これにはリリーナだけでなく、他の近衛たちも口をあんぐり開けるしかなかった。
普段クールで冷たくて何も喋らないといっていい程に無口なのに、戦いの場になると真っ先に突っ込んでいく。
見た目は鋭く切れ者の印象さえあるのに、実際のゲオルグはかなりゴリゴリの武闘派であることは最近知ったリリーナである。
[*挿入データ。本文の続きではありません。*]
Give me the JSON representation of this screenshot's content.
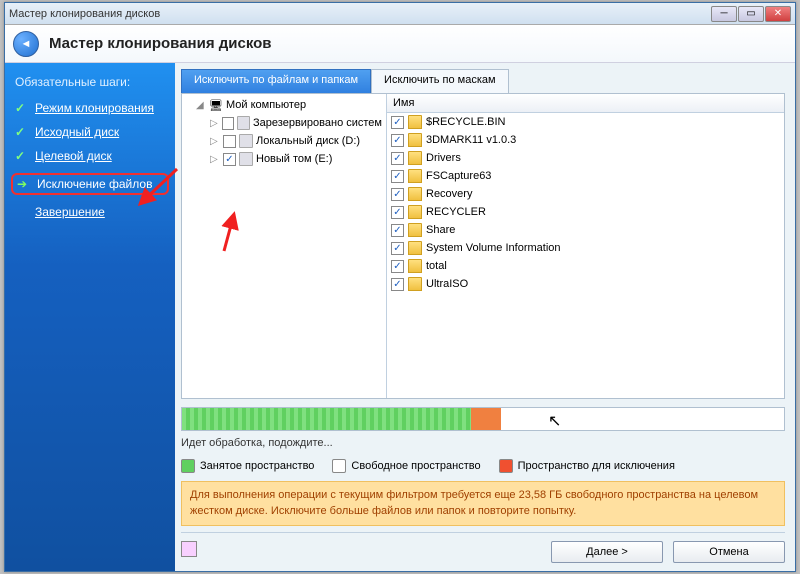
{
  "window": {
    "title": "Мастер клонирования дисков"
  },
  "header": {
    "title": "Мастер клонирования дисков"
  },
  "sidebar": {
    "heading": "Обязательные шаги:",
    "steps": [
      {
        "label": "Режим клонирования",
        "done": true
      },
      {
        "label": "Исходный диск",
        "done": true
      },
      {
        "label": "Целевой диск",
        "done": true
      },
      {
        "label": "Исключение файлов",
        "current": true
      },
      {
        "label": "Завершение",
        "done": false
      }
    ]
  },
  "tabs": {
    "active": "Исключить по файлам и папкам",
    "other": "Исключить по маскам"
  },
  "tree": {
    "root": "Мой компьютер",
    "items": [
      {
        "label": "Зарезервировано систем",
        "checked": false
      },
      {
        "label": "Локальный диск (D:)",
        "checked": false
      },
      {
        "label": "Новый том (E:)",
        "checked": true,
        "highlighted": true
      }
    ]
  },
  "list": {
    "header": "Имя",
    "rows": [
      "$RECYCLE.BIN",
      "3DMARK11 v1.0.3",
      "Drivers",
      "FSCapture63",
      "Recovery",
      "RECYCLER",
      "Share",
      "System Volume Information",
      "total",
      "UltraISO"
    ]
  },
  "progress": {
    "used_pct": 48,
    "excl_pct": 5,
    "processing": "Идет обработка, подождите..."
  },
  "legend": {
    "used": "Занятое пространство",
    "free": "Свободное пространство",
    "excl": "Пространство для исключения"
  },
  "warning": "Для выполнения операции с текущим фильтром требуется еще 23,58 ГБ свободного пространства на целевом жестком диске. Исключите больше файлов или папок и повторите попытку.",
  "buttons": {
    "next": "Далее >",
    "cancel": "Отмена"
  }
}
「ほらな、俺が言った通り殿下には首輪が必要だっただろ」
「仕方がない、続きますよ」
「殿下は少々自分の命を軽く見ている節がありますからなあ」
リリーナ以外の近衛たちはゲオルグとの付き合いが長い者ばかりで、「またか」と肩をすくめてゲオルグに続いた。
リリーナも、ゲオルグにもしもの事があったらアステラが悲しむと思い直し、その後に続いた。
ゲオルグの近衛たちはまだ楽観的だった。
相手はただの反乱軍の残党。
人数もそう残っている訳ではない。
百戦錬磨の王国の精鋭騎士の相手ではない。
さっさと首謀者を捕まえて、帰還しよう。
リリーナ達は飛び込んだ廃墟で、怯えて逃げ出した数人の反乱軍の残党を見つけた。
彼らはもう走るのがやっとなほどにボロボロだ。
きっと嫌になるほど簡単に捕まってしまう筈だ。
しかしリリーナは、廃墟の中で見つけた数人の反乱軍残党を追って走りながらも、いやな予感を拭えないでいた。